Pequenos varejistas comercializaram mais de 450 toneladas em 2012
21/02/2013 17:28 - Portal Brasil
Com os preços dos produtos mais acessíveis, os consumidores locais também se beneficiaram
Mais de 190 mil famílias de pequenos varejistas do País foram beneficiadas entre janeiro e dezembro de 2012 pela Companhia Nacional de Abastecimento (Conab). Os integrantes da Rede de Fortalecimento do Comércio Familiar de Produtos Básicos (Refap), comercializaram mais de 450 toneladas de produtos a preços acessíveis durante o período.

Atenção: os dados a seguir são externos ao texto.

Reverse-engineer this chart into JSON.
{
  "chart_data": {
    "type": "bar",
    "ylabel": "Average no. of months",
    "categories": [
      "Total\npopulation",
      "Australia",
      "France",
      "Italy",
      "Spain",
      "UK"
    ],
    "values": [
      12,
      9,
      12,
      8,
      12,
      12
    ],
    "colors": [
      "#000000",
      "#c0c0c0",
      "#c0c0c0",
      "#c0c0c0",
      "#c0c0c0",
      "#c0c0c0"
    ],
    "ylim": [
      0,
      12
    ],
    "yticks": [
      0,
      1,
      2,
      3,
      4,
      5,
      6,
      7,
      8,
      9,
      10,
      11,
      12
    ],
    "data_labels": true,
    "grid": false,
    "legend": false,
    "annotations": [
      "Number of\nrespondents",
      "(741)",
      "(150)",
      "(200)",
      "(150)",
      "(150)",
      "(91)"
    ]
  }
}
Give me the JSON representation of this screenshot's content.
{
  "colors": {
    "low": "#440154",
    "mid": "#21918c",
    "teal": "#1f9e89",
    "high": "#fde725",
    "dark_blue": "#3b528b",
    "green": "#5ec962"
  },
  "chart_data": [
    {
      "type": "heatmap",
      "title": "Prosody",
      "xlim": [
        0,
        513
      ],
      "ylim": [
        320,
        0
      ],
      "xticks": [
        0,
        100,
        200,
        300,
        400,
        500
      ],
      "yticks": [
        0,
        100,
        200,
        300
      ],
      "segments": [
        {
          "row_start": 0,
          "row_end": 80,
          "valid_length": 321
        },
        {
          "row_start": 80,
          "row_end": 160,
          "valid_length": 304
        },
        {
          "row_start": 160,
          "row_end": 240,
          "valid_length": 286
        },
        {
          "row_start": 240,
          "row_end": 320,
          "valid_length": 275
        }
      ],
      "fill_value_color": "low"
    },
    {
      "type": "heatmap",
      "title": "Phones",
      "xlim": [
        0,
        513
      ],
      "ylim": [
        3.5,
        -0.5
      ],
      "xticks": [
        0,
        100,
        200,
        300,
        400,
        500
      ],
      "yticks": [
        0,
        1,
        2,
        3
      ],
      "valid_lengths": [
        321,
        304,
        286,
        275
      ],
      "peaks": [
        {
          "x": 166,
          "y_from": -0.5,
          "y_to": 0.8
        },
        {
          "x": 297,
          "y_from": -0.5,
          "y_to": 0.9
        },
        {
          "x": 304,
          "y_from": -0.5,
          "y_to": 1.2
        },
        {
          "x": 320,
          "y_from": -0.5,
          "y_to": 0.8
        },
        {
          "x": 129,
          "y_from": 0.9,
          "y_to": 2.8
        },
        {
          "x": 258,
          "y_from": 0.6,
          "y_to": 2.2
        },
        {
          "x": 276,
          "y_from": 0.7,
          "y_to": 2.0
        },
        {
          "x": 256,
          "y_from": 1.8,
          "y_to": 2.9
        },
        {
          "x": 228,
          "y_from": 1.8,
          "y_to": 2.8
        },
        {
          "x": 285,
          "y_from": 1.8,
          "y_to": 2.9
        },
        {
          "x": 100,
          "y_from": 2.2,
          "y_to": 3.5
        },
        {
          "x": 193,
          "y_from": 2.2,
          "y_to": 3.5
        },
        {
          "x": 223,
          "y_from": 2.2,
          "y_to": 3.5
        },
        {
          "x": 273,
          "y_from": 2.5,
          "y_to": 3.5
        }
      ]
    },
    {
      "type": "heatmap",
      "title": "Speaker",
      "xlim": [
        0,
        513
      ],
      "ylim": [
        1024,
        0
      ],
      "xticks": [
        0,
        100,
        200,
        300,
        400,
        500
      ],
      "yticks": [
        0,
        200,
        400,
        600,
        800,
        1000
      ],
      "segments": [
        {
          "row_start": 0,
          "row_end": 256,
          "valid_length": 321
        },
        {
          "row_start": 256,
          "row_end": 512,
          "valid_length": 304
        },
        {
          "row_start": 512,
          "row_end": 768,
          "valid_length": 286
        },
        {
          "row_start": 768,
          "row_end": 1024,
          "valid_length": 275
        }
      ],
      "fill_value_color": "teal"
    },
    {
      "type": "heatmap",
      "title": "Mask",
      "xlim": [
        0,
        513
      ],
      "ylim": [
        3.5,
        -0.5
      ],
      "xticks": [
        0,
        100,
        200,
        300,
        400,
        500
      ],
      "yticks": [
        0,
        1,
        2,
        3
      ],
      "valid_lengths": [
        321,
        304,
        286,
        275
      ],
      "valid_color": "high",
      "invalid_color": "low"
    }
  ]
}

A Refap é coordenada pela Conab e faz parte de uma associação voluntária, que tem o objetivo de ajudar varejistas dos diversos estados do Brasil a se organizarem em Centrais de Negócios para aprenderem a atuar com base no empreendedorismo e no associativismo.
A ideia é contribuir para a modernização e o fortalecimento desses pequenos centros comerciais e aumentar a sua competitividade junto aos grandes mercados. Por outro lado, os preços mais acessíveis dos produtos beneficiam também os consumidores locais.
Estados em destaque
O estado que mais se destacou no âmbito da Refap, ao longo de 2012, foi Pernambuco, cujos varejistas integrantes da Rede tiveram mais de 174 toneladas de produtos vendidos, beneficiando cerca de 41 mil famílias. Em segundo lugar vem a Paraíba, com cerca de 155 toneladas de produtos comercializados e mais de 100 mil famílias beneficiadas.
Durante todo o ano passado, a Refap recebeu a filiação de 413 novos varejistas, sendo a maioria de Pernambuco (142), seguido da Paraíba (95) e Piauí (77), entre outros. Também houve a formação de oito novas centrais e mais 11 davam início ao processo de criação.
Refap
A função básica da Refap é induzir e promover a disseminação e aplicação de conceitos do associativismo, visando reunir grupos de unidades varejistas em Centrais de Negócios. A sua execução é realizada por meio das unidades operacionais da Conab, instaladas nas diversas Unidades Federativas, contando com a participação e co-participação de:
-empreendimentos comerciais de pequeno porte, localizados em áreas que abrigam populações não suficientemente assistidas e que operam com a venda de produtos da linha básica de consumo;
-indústrias, cooperativas, distribuidores e produtores, com atuação local, regional ou nacional, que praticam vendas no atacado de produtos, que compõem a linha de comercialização das unidades varejistas filiadas à rede (co-participantes);
-entidades públicas e as de interesse social, com atuação nas áreas de capacitação, suporte comercial e crédito (co-participantes).
A expectativa, como impactos diretos, é contribuir para o fortalecimento das unidades varejistas filiadas, a partir da sua expansão e qualificação empresarial apoiadas na cooperação mútua (associativismo); melhoria dos canais de suprimento de produtos básicos às comunidades circunvizinhas, com a oferta de produtos com qualidade e a preços compatíveis com o mercado; e, expansão do comércio local, com reflexo nos níveis de arrecadação e emprego do município.